Former Massey Energy CEO Don Blankenship was indicted by a federal grand jury Thursday on numerous counts of conspiracy, making him the highest-ranking executive charged in the April 2010 underground explosion that killed 29 men at the Upper Big Branch Mine in Montcoal, West Virginia. Here is a timeline of major events in the Upper Big Branch disaster in southern West Virginia, beginning with the explosion:
—April 5, 2010: A massive explosion rips through the underground corridors at the Upper Big Branch mine about 30 miles south of Charleston, killing 29 men in the worst U.S. coal mining disaster in 40 years.
—April 25, 2010: In a eulogy in Beckley, a somber President Barack Obama told the families of the workers killed that the nation would honor their memories by improving safety in the mines.
—April 27, 2010: The U.S. Senate Health, Education, Labor and Pensions Committee convenes a hearing on the explosion. At it, Mine Safety and Health Administration director Joe Main calls for beefed-up safety enforcement.

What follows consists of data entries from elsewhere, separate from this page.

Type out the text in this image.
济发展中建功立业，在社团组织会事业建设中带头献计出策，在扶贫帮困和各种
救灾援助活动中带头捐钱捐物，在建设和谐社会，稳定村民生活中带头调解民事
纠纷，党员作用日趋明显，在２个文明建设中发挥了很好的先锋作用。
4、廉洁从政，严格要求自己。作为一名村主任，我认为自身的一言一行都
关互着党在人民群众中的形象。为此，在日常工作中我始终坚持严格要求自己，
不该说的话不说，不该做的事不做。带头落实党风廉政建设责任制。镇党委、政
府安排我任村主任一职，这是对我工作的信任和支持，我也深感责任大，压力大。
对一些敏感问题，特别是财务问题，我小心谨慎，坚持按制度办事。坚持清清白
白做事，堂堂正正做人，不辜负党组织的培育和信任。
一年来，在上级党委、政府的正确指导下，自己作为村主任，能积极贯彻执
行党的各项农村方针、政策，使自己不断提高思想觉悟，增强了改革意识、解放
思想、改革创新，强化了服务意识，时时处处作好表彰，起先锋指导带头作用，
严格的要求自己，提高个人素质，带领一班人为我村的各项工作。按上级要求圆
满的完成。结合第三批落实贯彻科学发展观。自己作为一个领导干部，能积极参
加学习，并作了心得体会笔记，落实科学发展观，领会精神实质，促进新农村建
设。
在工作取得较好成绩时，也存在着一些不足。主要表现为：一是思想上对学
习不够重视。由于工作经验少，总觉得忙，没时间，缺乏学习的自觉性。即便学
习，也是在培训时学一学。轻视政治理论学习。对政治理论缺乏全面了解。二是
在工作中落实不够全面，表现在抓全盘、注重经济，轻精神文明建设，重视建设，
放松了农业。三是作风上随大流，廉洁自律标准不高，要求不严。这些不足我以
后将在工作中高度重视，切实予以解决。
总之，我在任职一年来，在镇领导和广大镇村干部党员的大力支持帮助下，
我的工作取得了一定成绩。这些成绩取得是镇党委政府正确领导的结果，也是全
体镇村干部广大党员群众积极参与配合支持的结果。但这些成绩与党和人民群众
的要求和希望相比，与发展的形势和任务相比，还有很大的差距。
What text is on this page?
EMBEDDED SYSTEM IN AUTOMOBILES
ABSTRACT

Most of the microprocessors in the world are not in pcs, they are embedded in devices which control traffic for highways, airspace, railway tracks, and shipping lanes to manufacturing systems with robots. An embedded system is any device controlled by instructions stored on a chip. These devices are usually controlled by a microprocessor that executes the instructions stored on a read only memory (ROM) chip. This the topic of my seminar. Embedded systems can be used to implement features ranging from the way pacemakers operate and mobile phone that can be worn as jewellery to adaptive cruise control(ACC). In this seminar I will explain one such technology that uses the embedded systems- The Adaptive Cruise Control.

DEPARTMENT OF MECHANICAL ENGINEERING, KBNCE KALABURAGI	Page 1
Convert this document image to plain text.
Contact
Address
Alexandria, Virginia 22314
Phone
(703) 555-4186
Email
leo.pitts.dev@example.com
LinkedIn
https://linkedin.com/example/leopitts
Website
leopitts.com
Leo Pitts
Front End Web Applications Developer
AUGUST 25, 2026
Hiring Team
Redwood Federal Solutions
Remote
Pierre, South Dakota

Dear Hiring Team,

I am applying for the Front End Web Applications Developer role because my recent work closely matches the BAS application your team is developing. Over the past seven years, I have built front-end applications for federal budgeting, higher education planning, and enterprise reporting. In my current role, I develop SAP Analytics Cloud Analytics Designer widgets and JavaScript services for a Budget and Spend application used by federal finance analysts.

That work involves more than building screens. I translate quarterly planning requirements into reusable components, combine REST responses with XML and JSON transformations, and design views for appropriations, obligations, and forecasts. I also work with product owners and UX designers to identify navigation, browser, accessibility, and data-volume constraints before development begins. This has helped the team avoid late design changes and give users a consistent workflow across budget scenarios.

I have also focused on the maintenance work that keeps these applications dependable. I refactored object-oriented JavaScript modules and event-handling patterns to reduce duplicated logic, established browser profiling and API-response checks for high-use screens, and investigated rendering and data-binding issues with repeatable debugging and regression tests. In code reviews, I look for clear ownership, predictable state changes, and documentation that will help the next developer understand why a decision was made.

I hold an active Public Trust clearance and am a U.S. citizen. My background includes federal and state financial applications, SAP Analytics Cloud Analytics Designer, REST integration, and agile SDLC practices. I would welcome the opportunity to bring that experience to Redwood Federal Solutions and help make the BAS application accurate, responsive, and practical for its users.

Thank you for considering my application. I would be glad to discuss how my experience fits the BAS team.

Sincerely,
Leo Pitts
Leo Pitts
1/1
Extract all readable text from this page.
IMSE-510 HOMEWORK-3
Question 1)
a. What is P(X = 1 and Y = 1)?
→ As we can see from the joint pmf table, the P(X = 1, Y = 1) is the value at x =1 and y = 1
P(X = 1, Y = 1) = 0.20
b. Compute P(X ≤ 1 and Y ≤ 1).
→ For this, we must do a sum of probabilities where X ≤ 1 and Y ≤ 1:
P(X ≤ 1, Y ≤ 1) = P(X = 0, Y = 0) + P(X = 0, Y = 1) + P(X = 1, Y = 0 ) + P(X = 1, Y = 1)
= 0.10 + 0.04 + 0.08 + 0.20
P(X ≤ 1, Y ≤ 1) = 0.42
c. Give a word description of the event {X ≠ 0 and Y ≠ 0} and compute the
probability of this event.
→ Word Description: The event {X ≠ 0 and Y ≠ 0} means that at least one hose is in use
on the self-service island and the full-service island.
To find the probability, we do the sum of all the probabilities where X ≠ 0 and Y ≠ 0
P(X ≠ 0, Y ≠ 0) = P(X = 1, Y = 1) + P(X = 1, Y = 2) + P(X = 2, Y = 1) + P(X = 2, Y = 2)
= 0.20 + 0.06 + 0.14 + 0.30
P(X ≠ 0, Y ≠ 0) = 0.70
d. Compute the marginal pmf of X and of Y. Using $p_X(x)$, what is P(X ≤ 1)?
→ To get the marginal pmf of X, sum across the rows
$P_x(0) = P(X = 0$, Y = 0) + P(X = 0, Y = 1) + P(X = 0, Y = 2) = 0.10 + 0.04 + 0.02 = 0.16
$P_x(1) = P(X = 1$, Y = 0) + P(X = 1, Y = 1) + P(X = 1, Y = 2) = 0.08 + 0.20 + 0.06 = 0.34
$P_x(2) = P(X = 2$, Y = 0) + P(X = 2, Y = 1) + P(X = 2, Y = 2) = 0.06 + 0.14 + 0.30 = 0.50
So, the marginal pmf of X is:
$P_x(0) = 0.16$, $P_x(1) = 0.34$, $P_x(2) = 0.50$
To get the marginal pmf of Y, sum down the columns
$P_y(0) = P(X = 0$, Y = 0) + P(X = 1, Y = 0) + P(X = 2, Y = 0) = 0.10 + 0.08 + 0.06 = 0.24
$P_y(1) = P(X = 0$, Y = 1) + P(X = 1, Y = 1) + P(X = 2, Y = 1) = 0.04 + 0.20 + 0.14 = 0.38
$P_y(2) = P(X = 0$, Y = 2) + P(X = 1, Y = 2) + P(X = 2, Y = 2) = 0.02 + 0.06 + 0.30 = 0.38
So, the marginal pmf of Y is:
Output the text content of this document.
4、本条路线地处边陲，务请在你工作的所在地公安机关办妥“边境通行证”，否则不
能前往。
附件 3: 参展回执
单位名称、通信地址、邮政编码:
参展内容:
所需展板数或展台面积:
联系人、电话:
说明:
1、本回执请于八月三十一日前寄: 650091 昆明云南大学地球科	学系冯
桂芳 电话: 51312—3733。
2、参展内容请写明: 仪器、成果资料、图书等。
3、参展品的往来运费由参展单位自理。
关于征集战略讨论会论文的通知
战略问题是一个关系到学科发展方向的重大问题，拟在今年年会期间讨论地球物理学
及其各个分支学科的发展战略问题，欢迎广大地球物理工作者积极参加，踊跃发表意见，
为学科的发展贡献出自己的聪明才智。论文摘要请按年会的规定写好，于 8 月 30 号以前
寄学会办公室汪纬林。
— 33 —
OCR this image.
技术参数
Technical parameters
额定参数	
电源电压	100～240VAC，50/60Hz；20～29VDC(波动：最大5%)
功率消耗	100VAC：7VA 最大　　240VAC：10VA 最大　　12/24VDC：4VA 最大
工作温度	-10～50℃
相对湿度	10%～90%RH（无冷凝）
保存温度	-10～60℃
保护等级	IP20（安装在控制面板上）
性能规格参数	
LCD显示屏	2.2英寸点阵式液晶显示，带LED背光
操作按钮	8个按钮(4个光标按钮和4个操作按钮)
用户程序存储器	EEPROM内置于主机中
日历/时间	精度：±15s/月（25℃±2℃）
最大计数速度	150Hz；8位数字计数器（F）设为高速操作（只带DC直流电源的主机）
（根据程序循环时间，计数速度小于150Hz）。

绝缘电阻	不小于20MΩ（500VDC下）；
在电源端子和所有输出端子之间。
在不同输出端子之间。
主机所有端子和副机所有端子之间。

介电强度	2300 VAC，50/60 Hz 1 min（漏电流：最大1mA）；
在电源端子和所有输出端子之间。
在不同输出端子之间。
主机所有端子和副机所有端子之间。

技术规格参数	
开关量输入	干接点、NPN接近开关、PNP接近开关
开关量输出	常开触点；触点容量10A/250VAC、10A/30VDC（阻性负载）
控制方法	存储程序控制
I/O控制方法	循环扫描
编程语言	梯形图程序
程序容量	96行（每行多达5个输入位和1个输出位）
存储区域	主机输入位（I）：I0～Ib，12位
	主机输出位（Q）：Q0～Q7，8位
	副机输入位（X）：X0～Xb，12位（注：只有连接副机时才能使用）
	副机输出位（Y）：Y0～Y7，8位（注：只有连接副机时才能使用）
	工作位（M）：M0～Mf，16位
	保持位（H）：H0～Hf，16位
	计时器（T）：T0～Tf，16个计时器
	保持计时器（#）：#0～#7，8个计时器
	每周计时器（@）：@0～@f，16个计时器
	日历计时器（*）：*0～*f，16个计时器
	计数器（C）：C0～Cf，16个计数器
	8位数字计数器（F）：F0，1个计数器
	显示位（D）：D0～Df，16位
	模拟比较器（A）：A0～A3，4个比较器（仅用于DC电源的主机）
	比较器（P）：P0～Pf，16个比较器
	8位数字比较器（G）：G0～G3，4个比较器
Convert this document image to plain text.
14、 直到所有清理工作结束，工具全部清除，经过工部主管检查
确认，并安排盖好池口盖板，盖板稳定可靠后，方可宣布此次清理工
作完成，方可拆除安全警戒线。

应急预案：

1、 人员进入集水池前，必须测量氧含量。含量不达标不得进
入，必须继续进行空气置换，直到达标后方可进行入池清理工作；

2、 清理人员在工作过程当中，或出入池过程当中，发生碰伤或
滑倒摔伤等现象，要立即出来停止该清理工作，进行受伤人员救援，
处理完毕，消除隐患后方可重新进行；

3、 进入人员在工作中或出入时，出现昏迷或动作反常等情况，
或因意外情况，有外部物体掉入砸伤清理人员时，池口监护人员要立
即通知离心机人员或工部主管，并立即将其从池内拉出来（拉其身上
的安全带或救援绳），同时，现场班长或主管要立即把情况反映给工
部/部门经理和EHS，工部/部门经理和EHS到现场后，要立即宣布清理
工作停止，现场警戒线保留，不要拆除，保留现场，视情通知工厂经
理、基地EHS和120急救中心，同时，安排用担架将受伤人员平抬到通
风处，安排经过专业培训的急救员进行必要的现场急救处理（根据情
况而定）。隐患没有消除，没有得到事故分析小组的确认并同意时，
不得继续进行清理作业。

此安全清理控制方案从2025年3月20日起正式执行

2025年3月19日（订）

—May 14, 2010: Federal prosecutors announce they are conducting a criminal investigation into the mine explosion.
—Dec. 3, 2010: Don Blankenship, CEO of Upper Big Branch owner Massey Energy, announces his retirement effective at the end of the month.
—Jan. 29, 2011: Massey Energy agrees to be taken over by Alpha Natural Resources in a $7.1 billion deal.
—Sept. 22, 2011: Former Massey employee Thomas Harrah is sentenced to 10 months in prison for faking a foreman's license and lying to federal authorities during an investigation of the explosion.
—Dec. 6, 2011: In the biggest settlement ever reached in a U.S. mining disaster, Alpha Natural Resources agrees to pay $210 million to compensate grieving families, bankroll cutting-edge safety improvements and pay for years of violations by Massey Energy. Under the deal with federal prosecutors, Alpha will face no criminal charges in the explosion as long as it abides by the settlement.
—Jan. 11, 2012: In his State of the State address, Gov. Earl Ray Tomblin announces he will propose legislation designed to improve mine safety, including several provisions targeting methane gas and coal dust levels, and random drug-test requirements for mine employees in safety-sensitive jobs. The bill passes the Legislature.
—Jan. 23, 2012: The state Office of Miners' Health, Safety and Training issues the fourth and final report on the explosion. All four found that worn and broken cutting equipment created a spark that ignited accumulations of coal dust and methane gas. Broken and clogged water sprayers allowed what should have been a minor flare-up to become an inferno.
—Feb. 29, 2012: Former mine security chief Hughie Elbert Stover is sentenced to three years for lying to investigators and ordering a subordinate to destroy security-related documents.
—April 4, 2012: Alpha Natural Resources announces the Upper Big Branch mine will be permanently sealed.
—Jan. 17, 2013: Former Upper Big Branch superintendent Gary May is sentenced to one year and nine months in prison on charges he defrauded the government through his actions at the mine, including disabling a methane gas monitor and falsifying records.
—Sept. 10, 2013: Former Massey executive David Hughart is sentenced to 3 1/2 years in prison for conspired in an illegal scheme to warn miners at other subsidiaries got advance notice of surprise safety inspections. Hughart implicated Blankenship in the conspiracy during his earlier plea hearing.
—Nov. 13, 2014: Federal prosecutors announce an indictment against Massey CEO Don Blankenship.